In Genoa ...

I have these days where I wake wondering who on earth I think I am and why I feel I have the right to wander and ask questions of strangers ...

Initially, waking this morning was gentle and delicious.  The first footsteps passed by my window, the voices were quiet but later, after I opened the windows, I heard the cafe owner arrive and roll up her metal door while talking on the phone ... soon the coffee cups began clanking together in much the same way as I crash dishes together when forced to be the housewife at home.

I slept again, only to wake to the laughter of a group of men below my window.  I imagined them drinking coffee together at the cafe on their way to work, perhaps doing that everyday, and I enjoyed being there on the edge of their lives.

A craving for onion foccacia lured me out of my bed and down the street before I was properly awake which surely explains my fright on opening my door and finding a neighbour out there on the stairs.  She was amused as she greeted me and out of some place unknown to me, I responded with a good morning greeting in French ... I don’t know French, not really.

I was able to redeem myself with a ‘grazie’ as she held the outside door open for me.

And so my day had begun.

The onion foccacia still had 30 minutes before it was ready down at the forno so I chose something else, not wanting the woman who greets me with a friendly ciao every morning to interupt the baker for English ... I ate a delicious pie full of ingredients completely unknown to me.

And then I fell into this funk ...  wondering who I thought I was, coming to Italy without language but packing this desire to capture a small slice of the life that I find myself living on the edges of.

I began writing but today is the day I’m meant to begin everything else I came here to do now that everyone has left me alone.  Gert limped home with a walking stick yesterday ... a cracked bone in his toe.  He walked into a bed leg in the dark.  He made it safely, picking up the rental contract for the new house when he reached home.
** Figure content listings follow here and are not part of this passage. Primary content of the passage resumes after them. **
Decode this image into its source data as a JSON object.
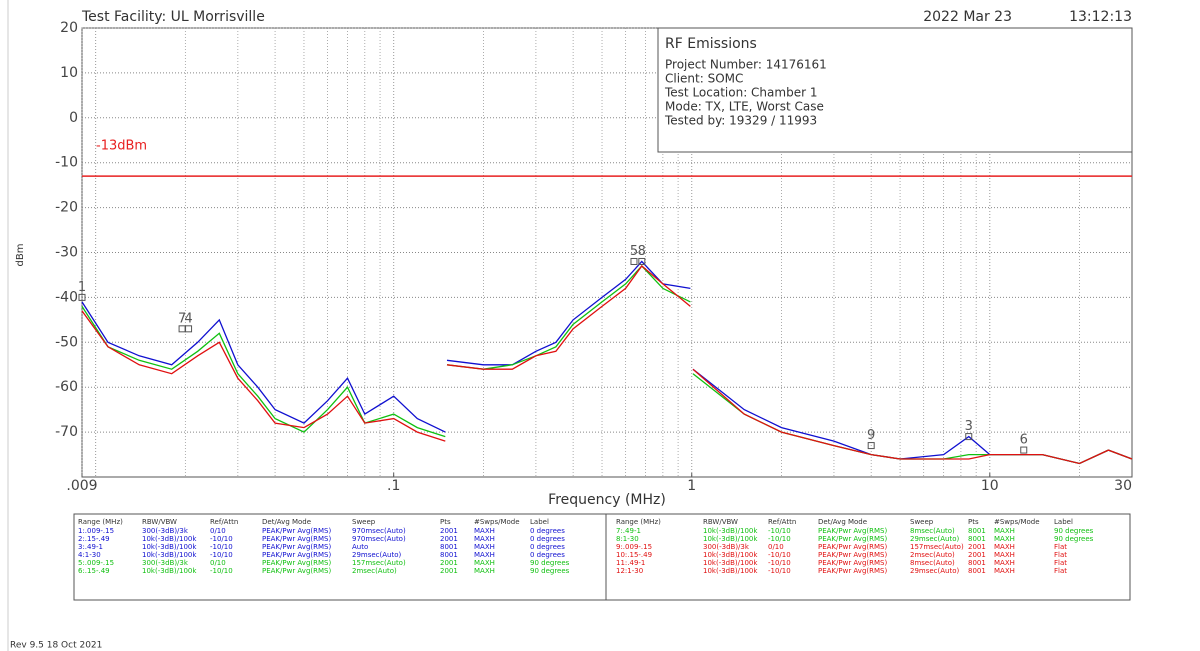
{
  "chart_data": {
    "type": "line",
    "title": "Test Facility:  UL Morrisville",
    "date": "2022 Mar 23",
    "time": "13:12:13",
    "xlabel": "Frequency (MHz)",
    "ylabel": "dBm",
    "xscale": "log",
    "grid": true,
    "xlim": [
      0.009,
      30
    ],
    "xticks": [
      {
        "value": 0.009,
        "label": ".009"
      },
      {
        "value": 0.1,
        "label": ".1"
      },
      1,
      10,
      30
    ],
    "ylim": [
      -80,
      20
    ],
    "yticks": [
      20,
      10,
      0,
      -10,
      -20,
      -30,
      -40,
      -50,
      -60,
      -70
    ],
    "limit": {
      "value": -13,
      "label": "-13dBm",
      "color": "#e82020"
    },
    "info": {
      "heading": "RF Emissions",
      "lines": [
        "Project Number: 14176161",
        "Client: SOMC",
        "Test Location: Chamber 1",
        "Mode: TX, LTE, Worst Case",
        "Tested by: 19329 / 11993"
      ]
    },
    "x": [
      0.009,
      0.011,
      0.014,
      0.018,
      0.022,
      0.026,
      0.03,
      0.035,
      0.04,
      0.05,
      0.06,
      0.07,
      0.08,
      0.1,
      0.12,
      0.149,
      0.15,
      0.151,
      0.2,
      0.25,
      0.3,
      0.35,
      0.4,
      0.5,
      0.6,
      0.68,
      0.8,
      0.99,
      1.0,
      1.01,
      1.5,
      2,
      3,
      4,
      5,
      7,
      8.5,
      10,
      15,
      20,
      25,
      30
    ],
    "series": [
      {
        "name": "0 degrees",
        "color": "#1010d0",
        "values": [
          -41,
          -50,
          -53,
          -55,
          -50,
          -45,
          -55,
          -60,
          -65,
          -68,
          -63,
          -58,
          -66,
          -62,
          -67,
          -70,
          null,
          -54,
          -55,
          -55,
          -52,
          -50,
          -45,
          -40,
          -36,
          -32,
          -37,
          -38,
          null,
          -56,
          -65,
          -69,
          -72,
          -75,
          -76,
          -75,
          -71,
          -75,
          -75,
          -77,
          -74,
          -76
        ]
      },
      {
        "name": "90 degrees",
        "color": "#10c010",
        "values": [
          -42,
          -51,
          -54,
          -56,
          -52,
          -48,
          -57,
          -62,
          -67,
          -70,
          -65,
          -60,
          -68,
          -66,
          -69,
          -71,
          null,
          -55,
          -56,
          -55,
          -53,
          -51,
          -46,
          -41,
          -37,
          -33,
          -38,
          -41,
          null,
          -57,
          -66,
          -70,
          -73,
          -75,
          -76,
          -76,
          -75,
          -75,
          -75,
          -77,
          -74,
          -76
        ]
      },
      {
        "name": "Flat",
        "color": "#e01010",
        "values": [
          -43,
          -51,
          -55,
          -57,
          -53,
          -50,
          -58,
          -63,
          -68,
          -69,
          -66,
          -62,
          -68,
          -67,
          -70,
          -72,
          null,
          -55,
          -56,
          -56,
          -53,
          -52,
          -47,
          -42,
          -38,
          -33,
          -37,
          -42,
          null,
          -56,
          -66,
          -70,
          -73,
          -75,
          -76,
          -76,
          -76,
          -75,
          -75,
          -77,
          -74,
          -76
        ]
      }
    ],
    "markers": [
      {
        "label": "1",
        "x": 0.009,
        "y": -40
      },
      {
        "label": "7",
        "x": 0.0195,
        "y": -47
      },
      {
        "label": "4",
        "x": 0.0205,
        "y": -47
      },
      {
        "label": "5",
        "x": 0.64,
        "y": -32
      },
      {
        "label": "8",
        "x": 0.68,
        "y": -32
      },
      {
        "label": "9",
        "x": 4,
        "y": -73
      },
      {
        "label": "3",
        "x": 8.5,
        "y": -71
      },
      {
        "label": "6",
        "x": 13,
        "y": -74
      }
    ]
  },
  "settings_table": {
    "columns": [
      "Range (MHz)",
      "RBW/VBW",
      "Ref/Attn",
      "Det/Avg Mode",
      "Sweep",
      "Pts",
      "#Swps/Mode",
      "Label"
    ],
    "left_rows": [
      {
        "color": "#1010d0",
        "cells": [
          "1:.009-.15",
          "300(-3dB)/3k",
          "0/10",
          "PEAK/Pwr Avg(RMS)",
          "970msec(Auto)",
          "2001",
          "MAXH",
          "0 degrees"
        ]
      },
      {
        "color": "#1010d0",
        "cells": [
          "2:.15-.49",
          "10k(-3dB)/100k",
          "-10/10",
          "PEAK/Pwr Avg(RMS)",
          "970msec(Auto)",
          "2001",
          "MAXH",
          "0 degrees"
        ]
      },
      {
        "color": "#1010d0",
        "cells": [
          "3:.49-1",
          "10k(-3dB)/100k",
          "-10/10",
          "PEAK/Pwr Avg(RMS)",
          "Auto",
          "8001",
          "MAXH",
          "0 degrees"
        ]
      },
      {
        "color": "#1010d0",
        "cells": [
          "4:1-30",
          "10k(-3dB)/100k",
          "-10/10",
          "PEAK/Pwr Avg(RMS)",
          "29msec(Auto)",
          "8001",
          "MAXH",
          "0 degrees"
        ]
      },
      {
        "color": "#10c010",
        "cells": [
          "5:.009-.15",
          "300(-3dB)/3k",
          "0/10",
          "PEAK/Pwr Avg(RMS)",
          "157msec(Auto)",
          "2001",
          "MAXH",
          "90 degrees"
        ]
      },
      {
        "color": "#10c010",
        "cells": [
          "6:.15-.49",
          "10k(-3dB)/100k",
          "-10/10",
          "PEAK/Pwr Avg(RMS)",
          "2msec(Auto)",
          "2001",
          "MAXH",
          "90 degrees"
        ]
      }
    ],
    "right_rows": [
      {
        "color": "#10c010",
        "cells": [
          "7:.49-1",
          "10k(-3dB)/100k",
          "-10/10",
          "PEAK/Pwr Avg(RMS)",
          "8msec(Auto)",
          "8001",
          "MAXH",
          "90 degrees"
        ]
      },
      {
        "color": "#10c010",
        "cells": [
          "8:1-30",
          "10k(-3dB)/100k",
          "-10/10",
          "PEAK/Pwr Avg(RMS)",
          "29msec(Auto)",
          "8001",
          "MAXH",
          "90 degrees"
        ]
      },
      {
        "color": "#e01010",
        "cells": [
          "9:.009-.15",
          "300(-3dB)/3k",
          "0/10",
          "PEAK/Pwr Avg(RMS)",
          "157msec(Auto)",
          "2001",
          "MAXH",
          "Flat"
        ]
      },
      {
        "color": "#e01010",
        "cells": [
          "10:.15-.49",
          "10k(-3dB)/100k",
          "-10/10",
          "PEAK/Pwr Avg(RMS)",
          "2msec(Auto)",
          "2001",
          "MAXH",
          "Flat"
        ]
      },
      {
        "color": "#e01010",
        "cells": [
          "11:.49-1",
          "10k(-3dB)/100k",
          "-10/10",
          "PEAK/Pwr Avg(RMS)",
          "8msec(Auto)",
          "8001",
          "MAXH",
          "Flat"
        ]
      },
      {
        "color": "#e01010",
        "cells": [
          "12:1-30",
          "10k(-3dB)/100k",
          "-10/10",
          "PEAK/Pwr Avg(RMS)",
          "29msec(Auto)",
          "8001",
          "MAXH",
          "Flat"
        ]
      }
    ]
  },
  "footer": "Rev 9.5 18 Oct 2021"
}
The internet cafe down in the piazza cocooned me for a while, being online provided me with a kind of identity ... people who knew me had written, I could speak their language but I was still frustrated with this feeling of being small.

Almost midday and not much work done. I left the cafe and broke the cappuccino rule, ordering one from my favourite cafe too late ... but okay because I’m a tourist and tourists order cappuccino’s long after the 10am breakfast tradition here in Italy.
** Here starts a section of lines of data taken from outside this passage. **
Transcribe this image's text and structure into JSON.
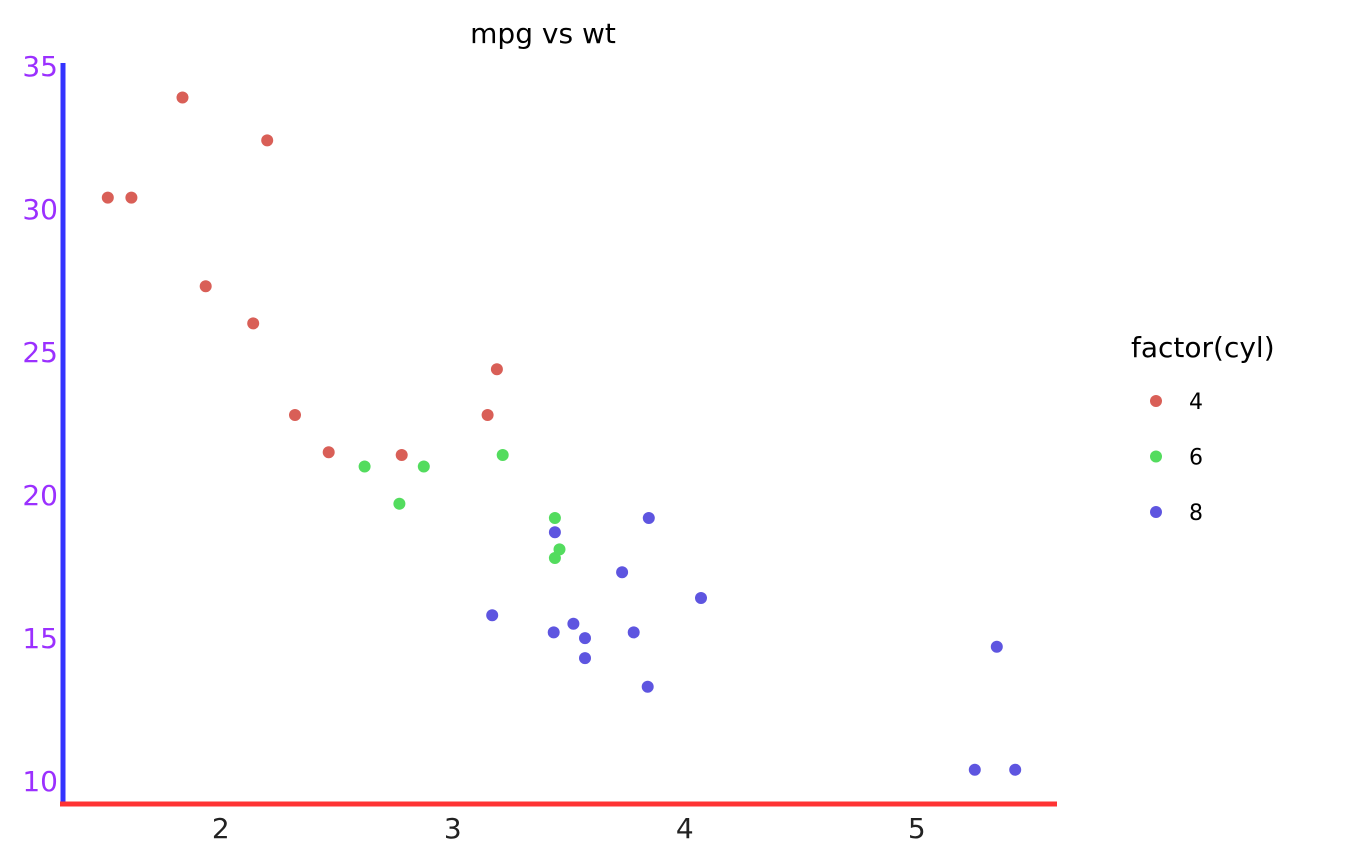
{
  "chart_data": {
    "type": "scatter",
    "title": "mpg vs wt",
    "xlabel": "",
    "ylabel": "",
    "xlim": [
      1.32,
      5.6
    ],
    "ylim": [
      9.2,
      35.0
    ],
    "x_ticks": [
      2,
      3,
      4,
      5
    ],
    "y_ticks": [
      10,
      15,
      20,
      25,
      30,
      35
    ],
    "grid": false,
    "legend": {
      "title": "factor(cyl)",
      "position": "right"
    },
    "colors": {
      "x_axis": "#ff3333",
      "y_axis": "#3333ff",
      "y_tick_labels": "#9b30ff"
    },
    "series": [
      {
        "name": "4",
        "color": "#d95f57",
        "points": [
          {
            "x": 1.513,
            "y": 30.4
          },
          {
            "x": 1.615,
            "y": 30.4
          },
          {
            "x": 1.835,
            "y": 33.9
          },
          {
            "x": 1.935,
            "y": 27.3
          },
          {
            "x": 2.14,
            "y": 26.0
          },
          {
            "x": 2.2,
            "y": 32.4
          },
          {
            "x": 2.32,
            "y": 22.8
          },
          {
            "x": 2.465,
            "y": 21.5
          },
          {
            "x": 2.78,
            "y": 21.4
          },
          {
            "x": 3.15,
            "y": 22.8
          },
          {
            "x": 3.19,
            "y": 24.4
          }
        ]
      },
      {
        "name": "6",
        "color": "#53dc5e",
        "points": [
          {
            "x": 2.62,
            "y": 21.0
          },
          {
            "x": 2.77,
            "y": 19.7
          },
          {
            "x": 2.875,
            "y": 21.0
          },
          {
            "x": 3.215,
            "y": 21.4
          },
          {
            "x": 3.44,
            "y": 19.2
          },
          {
            "x": 3.44,
            "y": 17.8
          },
          {
            "x": 3.46,
            "y": 18.1
          }
        ]
      },
      {
        "name": "8",
        "color": "#5e55e0",
        "points": [
          {
            "x": 3.17,
            "y": 15.8
          },
          {
            "x": 3.435,
            "y": 15.2
          },
          {
            "x": 3.44,
            "y": 18.7
          },
          {
            "x": 3.52,
            "y": 15.5
          },
          {
            "x": 3.57,
            "y": 14.3
          },
          {
            "x": 3.57,
            "y": 15.0
          },
          {
            "x": 3.73,
            "y": 17.3
          },
          {
            "x": 3.78,
            "y": 15.2
          },
          {
            "x": 3.84,
            "y": 13.3
          },
          {
            "x": 3.845,
            "y": 19.2
          },
          {
            "x": 4.07,
            "y": 16.4
          },
          {
            "x": 5.25,
            "y": 10.4
          },
          {
            "x": 5.345,
            "y": 14.7
          },
          {
            "x": 5.424,
            "y": 10.4
          }
        ]
      }
    ]
  }
}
My guide on this is an author I recommend, an Italian called Beppe Severgnini, columnist for Italy’s largest-circulation daily newspaper, Corriere della Sera.  He wrote in his book, La Bella Figura, ‘Consider the humble cappuccino.  After ten o’clock in the morning, it is unethical, and possibly even unlawful, to order one.  You wouldn’t have one in the afternoon unless the weather was very cold.  Needless to say, sipping a cappuccino after a meal is something only non-Italians do’.

It’s not that I want to try and pass myself off as Italian, it’s only that I prefer not to stand out as a complete barbarian ... a charge leveled at me more than once by a 'gentle' Italian friend.  And I have never quite recovered from the surprise I gave another lovely Italian friend and the waitress when I ordered cappuccino (once) after a pasta lunch.  And regretted immensely because there really is a reason for that.

When in doubt, when shyness overtakes me, or I’m nervous and unconvinced about what I’m doing in life, my impulse seems to be ‘just do it anyway’.  I mean, I don’t parachute or go deep-sea diving, I don’t take drugs but going out and talking to strangers without language in a country not my own ... that’s something else.  I grew up in smalltown New Zealand and today finds me talking myself into doing what I love doing most of the time.

So tonight I will photograph apertivo at my favourite cafe here in the city.  And I stopped in at the farinata shop ... the one the family have owned since 1812, and photographed the beautiful food on display there, surely the best farinata in the city and a place you really should eat from if you find yourself in Genova.  I will meet Stefano and Guilia, Alex and I have tentative plans and I will surely return to my seat on the top of the hill at Boccadasse ... these are my plans for the moment.

And just after digging up the courage required,  the universe smiled down on me for a moment and an old man said, ‘Ciao bella ragazza’.  I don’t mind he that he was old because he made me smile for a while which was grand because I was all out of courage on this day here in La Superba.